Eileen Gittins, CEO Of Blurb.com, Wants To Change The World 'One Book At A Time'

How She's Changing The World 'One Book At A Time'

A little under a decade ago, Eileen Gittins was in her 40s and in need of a break. A former Kodak executive turned Silicon Valley CEO, she had run two technology start-ups -- Salsa and Personify -- selling the second company right after the dot-com crash.

Looking for a “cathartic, creative outlet,” Gittins spent a year photographing and interviewing 40 of the people with whom she had built companies, hand-developing every image. “I just wanted to make a book, something I could wrap with a bow and send out to the subjects with an inscription that said, ‘thank you, it’s been great,’” she recalled.

In 2004, Gittins went online seeking a service that would allow her to upload her copy and photos into a professional-quality book template and print 40 copies.
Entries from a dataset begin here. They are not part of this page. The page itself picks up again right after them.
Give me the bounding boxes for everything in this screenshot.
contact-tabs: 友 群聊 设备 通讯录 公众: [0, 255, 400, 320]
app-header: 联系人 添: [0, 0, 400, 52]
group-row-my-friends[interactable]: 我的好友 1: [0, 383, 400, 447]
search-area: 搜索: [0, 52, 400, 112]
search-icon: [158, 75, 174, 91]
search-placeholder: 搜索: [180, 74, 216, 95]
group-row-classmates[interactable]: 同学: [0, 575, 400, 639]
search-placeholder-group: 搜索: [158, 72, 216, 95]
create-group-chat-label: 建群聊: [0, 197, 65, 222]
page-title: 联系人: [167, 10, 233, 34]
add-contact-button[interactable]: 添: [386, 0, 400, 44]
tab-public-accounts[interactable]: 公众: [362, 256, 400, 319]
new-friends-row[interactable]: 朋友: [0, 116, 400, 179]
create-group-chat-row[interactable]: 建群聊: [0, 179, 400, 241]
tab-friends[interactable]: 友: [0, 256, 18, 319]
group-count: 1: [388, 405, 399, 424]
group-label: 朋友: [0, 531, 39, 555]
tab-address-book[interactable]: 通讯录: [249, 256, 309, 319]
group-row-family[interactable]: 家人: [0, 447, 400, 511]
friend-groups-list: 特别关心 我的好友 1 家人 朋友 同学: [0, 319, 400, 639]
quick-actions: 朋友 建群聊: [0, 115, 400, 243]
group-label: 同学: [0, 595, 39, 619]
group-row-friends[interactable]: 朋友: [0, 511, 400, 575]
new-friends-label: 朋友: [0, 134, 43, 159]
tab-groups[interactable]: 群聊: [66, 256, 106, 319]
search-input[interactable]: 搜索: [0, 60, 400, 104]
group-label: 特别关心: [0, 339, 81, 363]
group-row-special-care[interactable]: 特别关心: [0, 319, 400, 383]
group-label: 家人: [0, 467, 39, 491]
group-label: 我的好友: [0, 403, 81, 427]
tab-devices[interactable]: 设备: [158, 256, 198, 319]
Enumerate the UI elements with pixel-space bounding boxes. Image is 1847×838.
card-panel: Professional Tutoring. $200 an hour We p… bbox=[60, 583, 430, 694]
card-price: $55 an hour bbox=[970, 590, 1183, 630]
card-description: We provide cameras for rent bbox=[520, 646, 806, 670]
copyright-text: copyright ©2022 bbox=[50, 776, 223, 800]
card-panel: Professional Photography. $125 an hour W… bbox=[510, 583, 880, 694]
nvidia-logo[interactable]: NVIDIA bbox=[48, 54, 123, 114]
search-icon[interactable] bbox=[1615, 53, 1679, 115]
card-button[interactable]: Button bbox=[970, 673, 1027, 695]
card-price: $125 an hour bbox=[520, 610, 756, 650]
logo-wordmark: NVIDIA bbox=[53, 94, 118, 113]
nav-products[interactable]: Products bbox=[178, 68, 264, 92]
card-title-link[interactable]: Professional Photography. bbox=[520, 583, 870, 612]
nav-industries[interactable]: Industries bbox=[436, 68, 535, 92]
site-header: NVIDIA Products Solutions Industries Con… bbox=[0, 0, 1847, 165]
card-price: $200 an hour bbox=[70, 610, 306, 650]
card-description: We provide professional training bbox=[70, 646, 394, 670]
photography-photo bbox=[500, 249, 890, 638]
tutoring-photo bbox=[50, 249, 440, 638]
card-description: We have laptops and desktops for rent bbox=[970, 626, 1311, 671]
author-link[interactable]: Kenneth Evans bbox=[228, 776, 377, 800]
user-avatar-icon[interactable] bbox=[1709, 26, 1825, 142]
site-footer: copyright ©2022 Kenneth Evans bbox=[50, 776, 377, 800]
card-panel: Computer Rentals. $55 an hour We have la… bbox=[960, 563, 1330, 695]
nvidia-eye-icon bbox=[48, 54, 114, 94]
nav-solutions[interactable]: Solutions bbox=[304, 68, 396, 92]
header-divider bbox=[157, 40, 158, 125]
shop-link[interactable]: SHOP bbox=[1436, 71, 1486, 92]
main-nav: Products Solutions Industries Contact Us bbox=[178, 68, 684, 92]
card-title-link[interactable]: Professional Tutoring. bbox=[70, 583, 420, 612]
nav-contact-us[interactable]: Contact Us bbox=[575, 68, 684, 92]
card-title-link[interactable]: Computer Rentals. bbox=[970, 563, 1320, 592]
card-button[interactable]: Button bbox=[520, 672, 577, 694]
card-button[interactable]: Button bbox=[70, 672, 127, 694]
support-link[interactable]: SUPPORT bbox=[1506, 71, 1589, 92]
But it didn’t exist. “I could see it -- desktop publishing in some incarnation for people like me who are not book designers,” she said. "I kept thinking ‘Why is that not there? Why is this so hard?' After carping about this to my husband countless times, finally he said, ‘Why don’t you do it?'"

Gittens somehow convinced investors to support her counterintuitive move from digital to print and launched Blurb.com, which last year shipped two million books to 70 countries. Users can create a book for as little as $3 for a text-only, pocket-size volume, to more than $200 for a 400-page coffee-table book in four colors. Customers include designers, photographers, architects and others who use the books as portfolios, as well as individuals who want to commemorate a special event or see their great American novel in print.

The San Francisco-based firm, which has 110 employees, offers localized websites and tools for making books in seven languages. In 2011, customers grew 44 percent year-over-year. Although Gittins won’t reveal sales numbers, Inc. magazine estimated 2009 revenue at $45 million, dubbing Blurb “America’s Fastest-Growing Media Company” in 2010.

“At our peak volume last year we saw a new book title coming in across our servers every 1.1 seconds,” Gittens said. Blurb.com also has an online store that allows users to market their books; last year private sellers sold 90,000 copies of their creations. If anything, the firm's success has proven the death of the printed word has been greatly exaggerated.

The key to Blurb’s success was figuring out how to make a profit on a print run of one. The site offers an app, Booksmart, that gives users templates with a drag-and-drop functionality that doesn’t require knowledge of gutters or bleeds. Gittens lured printers to the table by offering them a new stream of year-round business that would require no sales force, technology, customer or order support -- and would arrive as standard output files loaded directly to their servers. The catch, of course, was they had to be willing to take orders for a single book.

Now in her mid-50s, Gittins is having the time of her life. “One of the great things about being 50 is you’ve come to a real understanding of your strengths and weaknesses,” she said. “If you have an opportunity to pull together things you’re good at and you love, and people pay you money for it, that is the best ever. So here I am, a photographer, an insane reader and a web entrepreneur. I put those three things together, and out comes this ability to make a print book available to everyone in the world who has access to a browser and 10 bucks. Why should it be the purview of publishing industry to decide who gets published and who doesn’t?”

Gittins grew up in California. Her British dad worked his way over on the Queen Elizabeth after World War II, and then up the corporate ladder at McKesson, the health care firm. “We did not live a life of exalted privilege; I grew up in a household where it was very much ‘okay, you’re 18, good luck, hope that works out for you, we love you and good bye,’” she laughed. “I paid off my final student loans when I was 30 years old.” She studied English and journalism at UC Berkeley, where she also fell in love with photography; Eastman Kodak hired her in marketing in 1983.

Gittin’s Irish-American mother was a teacher of literature who allowed her nine-year-old to attend her Great Books classes. “She always read several books at a time; she never used bookmarks so there would be books facedown everywhere in the house,” Gittins recalled. “She instilled in me a great respect for the written word.”

Not that it’s necessarily Shakespeare or Hemingway or Austen crossing the servers every few minutes. “But even the bad books are awesome, because it’s someone’s poetry, pictures of someone’s dog -- someone’s passion,” Gittins said. “It’s the best thing ever to give creative voice to so many people who never had this kind of platform. I now have a full appreciation that you can change the world. For me, it’s one book at a time.”